Step 8: Rate Limiting and Retry Logic

Firecrawl enforces rate limits based on your plan. Add exponential backoff for resilience:

// lib/firecrawl-retry.ts
import { firecrawl } from './firecrawl';
 
export async function scrapeWithRetry(
  url: string,
  options = {},
  maxRetries = 3
) {
  let lastError: Error | null = null;
 
  for (let attempt = 1; attempt <= maxRetries; attempt++) {
    try {
      return await firecrawl.scrapeUrl(url, options);
    } catch (error) {
      lastError = error as Error;
 
      if (attempt < maxRetries) {
        // Exponential backoff: 1s, 2s, 4s
        await new Promise((resolve) =>
          setTimeout(resolve, Math.pow(2, attempt - 1) * 1000)
        );
      }
    }
  }
 
  throw lastError;
}

When processing multiple URLs in batch, add a small delay between requests:

async function batchScrape(urls: string[]) {
  const results = [];
 
  for (const url of urls) {
    const result = await scrapeWithRetry(url);
    results.push(result);
    // 500ms between requests prevents rate limit errors
    await new Promise((resolve) => setTimeout(resolve, 500));
  }
 
  return results;
}

Step 9: Caching Results with Next.js

Firecrawl credits are limited, so cache extraction results to avoid redundant API calls:

import { unstable_cache } from 'next/cache';
import { firecrawl } from '@/lib/firecrawl';
import { ProductSchema } from '@/lib/schemas';
 
export const getCachedProductData = unstable_cache(
  async (url: string) => {
    const result = await firecrawl.scrapeUrl(url, {
      formats: ['extract'],
      extract: { schema: ProductSchema },
    });
    return result.extract;
  },
  ['product-data'],
  { revalidate: 3600 } // Cache for 1 hour
);

Testing Your Implementation

  1. Start the dev server: npm run dev
  2. Navigate to http://localhost:3000
  3. Enter a competitor pricing URL (try https://vercel.com/pricing)
  4. Click Extract and wait for the AI extraction (typically 3-8 seconds)
  5. Verify the structured data matches what is displayed on the page

A successful extraction for a pricing page should return plan names, prices, and feature lists — all without any CSS selectors.

Troubleshooting

"API key not found": Ensure FIRECRAWL_API_KEY is in .env.local and restart the dev server after adding it.

"Scrape failed" on certain sites: Some sites aggressively block scrapers.
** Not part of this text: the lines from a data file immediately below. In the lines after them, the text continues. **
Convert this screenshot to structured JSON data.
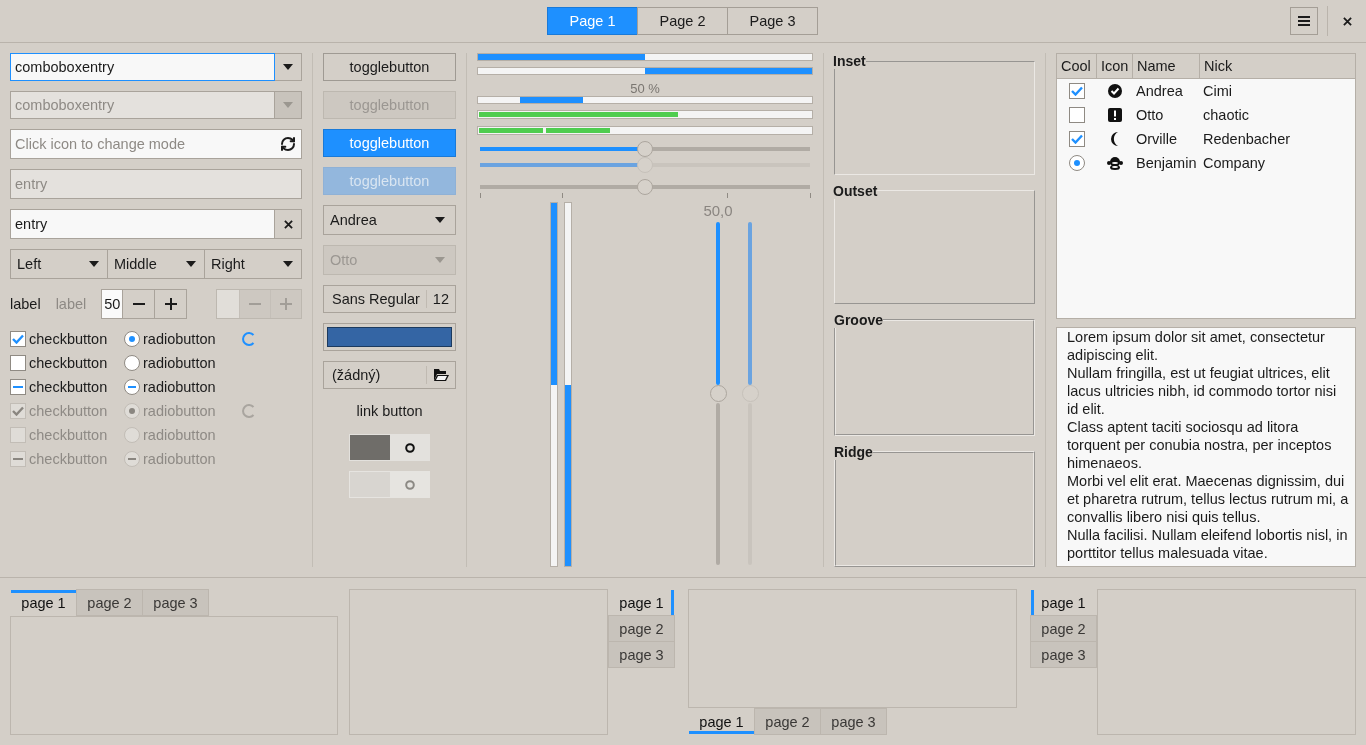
{
  "header": {
    "pages": [
      {
        "label": "Page 1",
        "selected": true
      },
      {
        "label": "Page 2",
        "selected": false
      },
      {
        "label": "Page 3",
        "selected": false
      }
    ]
  },
  "combo_entries": [
    {
      "value": "comboboxentry",
      "disabled": false,
      "focused": true
    },
    {
      "value": "comboboxentry",
      "disabled": true,
      "focused": false
    }
  ],
  "entries": [
    {
      "kind": "mode",
      "placeholder": "Click icon to change mode",
      "disabled": false
    },
    {
      "kind": "plain",
      "value": "entry",
      "disabled": true
    },
    {
      "kind": "clear",
      "value": "entry",
      "disabled": false
    }
  ],
  "linked_combos": [
    {
      "label": "Left"
    },
    {
      "label": "Middle"
    },
    {
      "label": "Right"
    }
  ],
  "labels": [
    {
      "text": "label",
      "disabled": false
    },
    {
      "text": "label",
      "disabled": true
    }
  ],
  "spin_buttons": [
    {
      "value": "50",
      "disabled": false
    },
    {
      "disabled": true
    }
  ],
  "toggle_rows": [
    {
      "check": {
        "label": "checkbutton",
        "checked": true
      },
      "radio": {
        "label": "radiobutton",
        "selected": true
      },
      "spinner": true,
      "disabled": false
    },
    {
      "check": {
        "label": "checkbutton",
        "checked": false
      },
      "radio": {
        "label": "radiobutton",
        "selected": false
      },
      "spinner": false,
      "disabled": false
    },
    {
      "check": {
        "label": "checkbutton",
        "mixed": true
      },
      "radio": {
        "label": "radiobutton",
        "mixed": true
      },
      "spinner": false,
      "disabled": false
    },
    {
      "check": {
        "label": "checkbutton",
        "checked": true
      },
      "radio": {
        "label": "radiobutton",
        "selected": true
      },
      "spinner": true,
      "disabled": true
    },
    {
      "check": {
        "label": "checkbutton",
        "checked": false
      },
      "radio": {
        "label": "radiobutton",
        "selected": false
      },
      "spinner": false,
      "disabled": true
    },
    {
      "check": {
        "label": "checkbutton",
        "mixed": true
      },
      "radio": {
        "label": "radiobutton",
        "mixed": true
      },
      "spinner": false,
      "disabled": true
    }
  ],
  "toggle_buttons": [
    {
      "label": "togglebutton",
      "active": false,
      "disabled": false
    },
    {
      "label": "togglebutton",
      "active": false,
      "disabled": true
    },
    {
      "label": "togglebutton",
      "active": true,
      "disabled": false
    },
    {
      "label": "togglebutton",
      "active": true,
      "disabled": true
    }
  ],
  "combos": [
    {
      "value": "Andrea",
      "disabled": false
    },
    {
      "value": "Otto",
      "disabled": true
    }
  ],
  "font_button": {
    "family": "Sans Regular",
    "size": "12"
  },
  "color_button": {
    "color": "#3465a4"
  },
  "file_button": {
    "value": "(žádný)"
  },
  "link_button": {
    "label": "link button"
  },
  "switches": [
    {
      "on": false,
      "disabled": false
    },
    {
      "on": false,
      "disabled": true
    }
  ],
  "progress_bars": [
    {
      "level": 0.5,
      "inverted": false
    },
    {
      "level": 0.5,
      "inverted": true
    }
  ],
  "pulse_bar": {
    "text": "50 %",
    "level": 0.19
  },
  "level_bars": [
    {
      "kind": "continuous",
      "level": 0.6
    },
    {
      "kind": "discrete",
      "level": 0.4
    }
  ],
  "scales": [
    {
      "level": 0.5,
      "disabled": false,
      "origin": true,
      "marks": false
    },
    {
      "level": 0.5,
      "disabled": true,
      "origin": true,
      "marks": false
    },
    {
      "level": 0.5,
      "disabled": false,
      "origin": false,
      "marks": true
    }
  ],
  "vertical_progress": [
    {
      "level": 0.5,
      "inverted": false
    },
    {
      "level": 0.5,
      "inverted": true
    }
  ],
  "vertical_scales": [
    {
      "level": 0.5,
      "disabled": false,
      "value": "50,0"
    },
    {
      "level": 0.5,
      "disabled": true
    }
  ],
  "frames": [
    {
      "label": "Inset",
      "kind": "inset"
    },
    {
      "label": "Outset",
      "kind": "outset"
    },
    {
      "label": "Groove",
      "kind": "groove"
    },
    {
      "label": "Ridge",
      "kind": "ridge"
    }
  ],
  "tree": {
    "columns": [
      "Cool",
      "Icon",
      "Name",
      "Nick"
    ],
    "rows": [
      {
        "radio": false,
        "active": true,
        "kind": "ok",
        "name": "Andrea",
        "nick": "Cimi"
      },
      {
        "radio": false,
        "active": false,
        "kind": "warning",
        "name": "Otto",
        "nick": "chaotic"
      },
      {
        "radio": false,
        "active": true,
        "kind": "night",
        "name": "Orville",
        "nick": "Redenbacher"
      },
      {
        "radio": true,
        "active": true,
        "kind": "animal",
        "name": "Benjamin",
        "nick": "Company"
      }
    ]
  },
  "text_view": {
    "paragraphs": [
      "Lorem ipsum dolor sit amet, consectetur adipiscing elit.",
      "Nullam fringilla, est ut feugiat ultrices, elit lacus ultricies nibh, id commodo tortor nisi id elit.",
      "Class aptent taciti sociosqu ad litora torquent per conubia nostra, per inceptos himenaeos.",
      "Morbi vel elit erat. Maecenas dignissim, dui et pharetra rutrum, tellus lectus rutrum mi, a convallis libero nisi quis tellus.",
      "Nulla facilisi. Nullam eleifend lobortis nisl, in porttitor tellus malesuada vitae."
    ]
  },
  "notebooks": [
    {
      "kind": "top",
      "tabs": [
        {
          "label": "page 1",
          "selected": true
        },
        {
          "label": "page 2",
          "selected": false
        },
        {
          "label": "page 3",
          "selected": false
        }
      ]
    },
    {
      "kind": "right",
      "tabs": [
        {
          "label": "page 1",
          "selected": true
        },
        {
          "label": "page 2",
          "selected": false
        },
        {
          "label": "page 3",
          "selected": false
        }
      ]
    },
    {
      "kind": "bottom",
      "tabs": [
        {
          "label": "page 1",
          "selected": true
        },
        {
          "label": "page 2",
          "selected": false
        },
        {
          "label": "page 3",
          "selected": false
        }
      ]
    },
    {
      "kind": "left",
      "tabs": [
        {
          "label": "page 1",
          "selected": true
        },
        {
          "label": "page 2",
          "selected": false
        },
        {
          "label": "page 3",
          "selected": false
        }
      ]
    }
  ]
}
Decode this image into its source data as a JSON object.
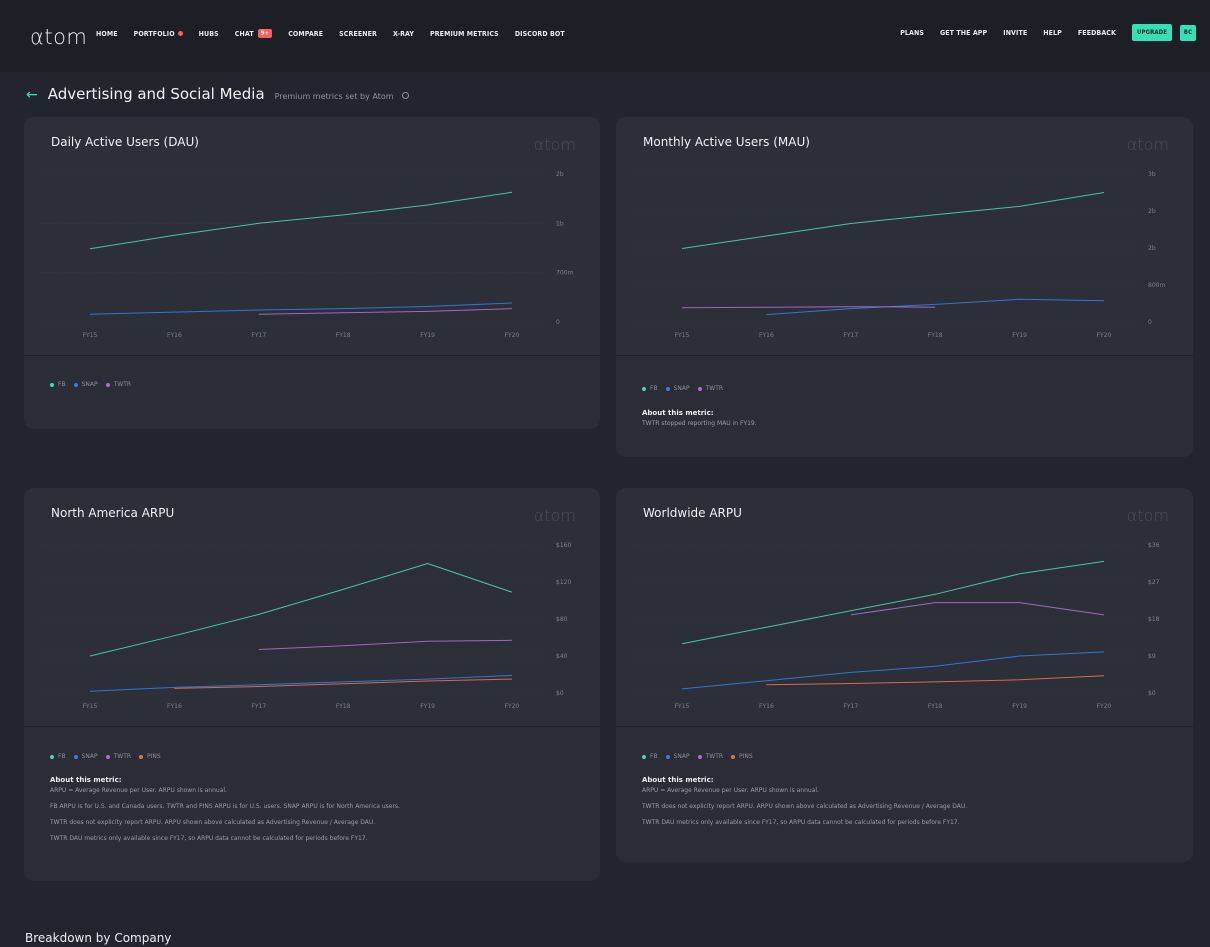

Firecrawl has built-in anti-bot bypass for most sites. For JavaScript-heavy SPAs, add a waitFor option:

const result = await firecrawl.scrapeUrl(url, {
  formats: ['extract'],
  waitFor: 2000, // Wait 2 seconds for JS rendering
  extract: { schema: ProductSchema },
});

Empty extraction results: The LLM extraction works best with content-rich pages. Ensure the target page has sufficient visible text about the product.

Function timeout in production: For large crawl jobs, increase the maximum function duration in your route:

// Top of app/api/crawl/route.ts
export const maxDuration = 60;

Deployment on Vercel

  1. Add FIRECRAWL_API_KEY to your Vercel project environment variables
  2. For crawl routes, increase maxDuration to 60 seconds as shown above
  3. Always use asyncCrawlUrl (not crawlUrl) in production to avoid synchronous timeouts

Next Steps

  • Add a database (Neon + Drizzle) to persist extracted competitor data over time
  • Schedule weekly re-scrapes with Trigger.dev for freshness monitoring
  • Combine with the Vercel AI SDK to auto-generate competitive analysis reports
  • Explore Firecrawl's Agent API for fully autonomous data gathering tasks

Conclusion

Firecrawl transforms web scraping from a fragile HTML-parsing exercise into a resilient AI-powered pipeline. The combination of scrapeUrl for single pages, asyncCrawlUrl for entire sites, and schema-based extract for structured data covers the vast majority of web data extraction needs in modern AI applications. With Zod schema validation and Next.js caching, you get a production-ready pipeline that delivers structured competitor intelligence without maintaining brittle CSS selectors.